Bir milli direniş olarak tanımlanan Kuvayi Milliye, 1918 ve 1921 yılları arasında devam etmiştir. Milli Kuvvetler olarak adlandırılan bu silahlı birlik, düzenli ordudan oluşan işgalci güçlere karşı gerilla savaşı uygulamıştır. Milli birliklerin oluşması sebebiyle, işgal altındaki halk için bu örgüt bir umut olmuştur. Kuvayi Milliye Birliği, işgallerde bir sonuç elde edemedikleri ve düşman ordularını durduracak yeterli güce sahip olmadıkları için kısa süre sonra dağılmıştır.
Millî Mücadele döneminde düzenli ordu kurulana dek, düşman güçlere karşı halkın kendisini savunması, Kuvayi Milliye Hareketi nedir sorusuna cevap niteliğindedir. Örgüt, Anadolu ve Trakya taraflarında kurulmuştur. Bu birliğin 1920 yılı ortalarında 15 bin kişiye ulaştığı bilinmektedir. Düşman karşısında başarıyla mücadele eden Kuvayi Milliye birliği, Millî Mücadele karşıtı ayaklanmaların olmasını da büyük oranda etkilemiştir.
Birinci Dünya Savaşı sonrasında Osmanlı'nın yenilgisinin ardından işgalci güçler tarafından Mondros Ateşkes Antlaşması imzalatılmıştır. Yunanlıların İzmir'i işgal etme hedefi, bununla beraber Osmanlı'nın savunmasız kalıp dağılması, bu birliğin kurulmasına önayak olmuştur. İzmir'e yapılan işgaller ile birlikte halkın işkence ve zorbalık yaşaması ve dağılan Osmanlı'nın savunmasız kalması bir tepki olarak doğmuştur.
Kuvayi Milliye Birliği ilk ne zaman kuruldu sorusuna, 19 Aralık 1918 yılında Dörtyol'da Fransızlara karşı başlamıştır, cevabı verilebilir. Bunun yaşanmasındaki ilk büyük etken, Fransızlar 'ın Güney Cephesi'nde gerçekleştirdikleri işgallere Ermenileri de ortak etmeleridir. Daha sonraki süreçte ise bu birliğin ikinci direniş hareketi göze çarpmaktadır. İzmir'in işgalinden sonra bazı yurtsever subaylar Kuvayi Millîye Birliği'ni örgütleyerek Ege Bölgesi'nde resmen başlatmışlardır.

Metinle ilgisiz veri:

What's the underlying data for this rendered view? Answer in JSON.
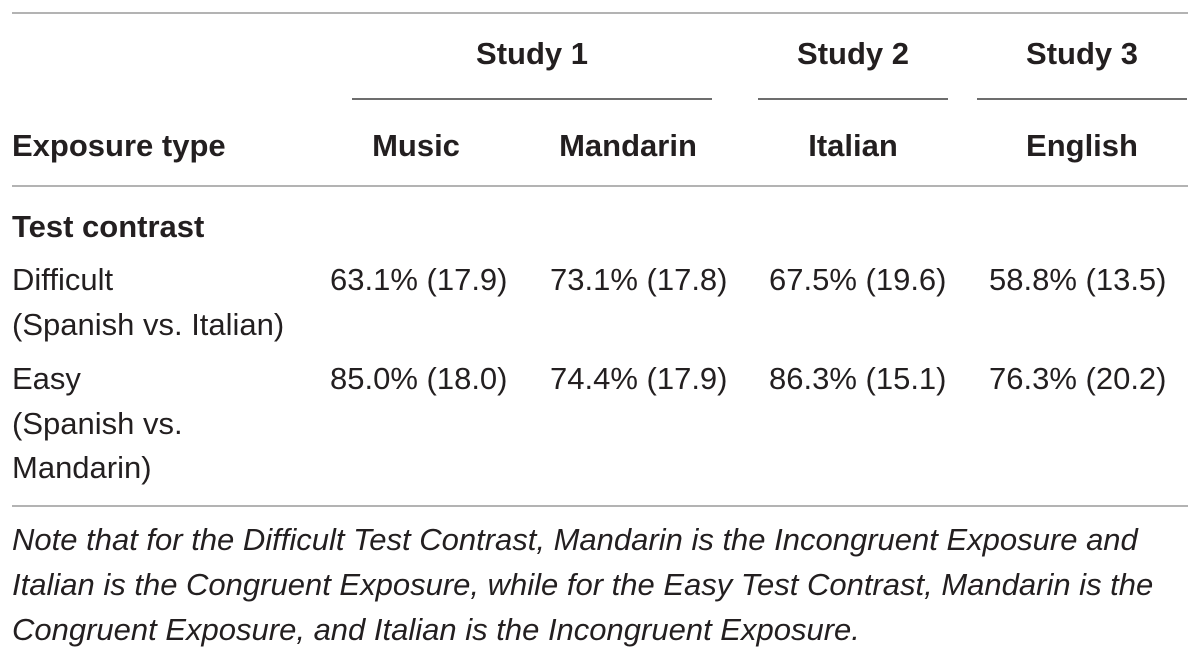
{
  "table": {
    "study_headers": [
      {
        "label": "Study 1"
      },
      {
        "label": "Study 2"
      },
      {
        "label": "Study 3"
      }
    ],
    "row_header_label": "Exposure type",
    "columns": [
      {
        "label": "Music"
      },
      {
        "label": "Mandarin"
      },
      {
        "label": "Italian"
      },
      {
        "label": "English"
      }
    ],
    "section_label": "Test contrast",
    "rows": [
      {
        "label_lines": [
          "Difficult",
          "(Spanish vs. Italian)"
        ],
        "values": [
          "63.1% (17.9)",
          "73.1% (17.8)",
          "67.5% (19.6)",
          "58.8% (13.5)"
        ]
      },
      {
        "label_lines": [
          "Easy",
          "(Spanish vs.",
          "Mandarin)"
        ],
        "values": [
          "85.0% (18.0)",
          "74.4% (17.9)",
          "86.3% (15.1)",
          "76.3% (20.2)"
        ]
      }
    ],
    "note": "Note that for the Difficult Test Contrast, Mandarin is the Incongruent Exposure and Italian is the Congruent Exposure, while for the Easy Test Contrast, Mandarin is the Congruent Exposure, and Italian is the Incongruent Exposure."
  }
}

Kuvayi Milliye Birliği, Mondros Mütarekesi'nin ardından hükümetin tepkisizliği sebebiyle halkın kendiliğinden örgütlenerek kurduğu bir harekettir. Bu birlik, Batı Bölgesi'ndeki Yunan işgallerine, Doğu'da Ermeni ve Rum çetelerine ve Güney'deki Fransızlara karşı ayaklanmıştır. Bu birlik tamamen halkın irade gücüne bağlıdır. Kuvayi Milliye, Anadolu'daki işgallere karşı yapılan ilk silahlı direniş olması yönüyle dikkat çekmektedir. Tek bir merkeze bağlı olmayan ve kendi bulundukları bölgeleri savunan bu birlik, halkın milliyetçi ve vatansever ruhunu ortaya koymuştur.
Bu soruya cevap olarak birçok faktör sayılabilir. Buna göre, Osmanlı Devleti'nin Birinci Dünya Savaşı sonrasında yenilgiyle çıkması ilk ve en önemli nedendir. Bunun ardından Mondros Ateşkes ile Osmanlı ordusunun terhis edilmesi, İzmir'in işgali gibi sebepler sıralanır. İşgalcilerin halka zulmetmesi ve Osmanlı'nın halkın can ve mal güvenliğini koruyamaması, bu birliğin kurulmasında büyük etkendir.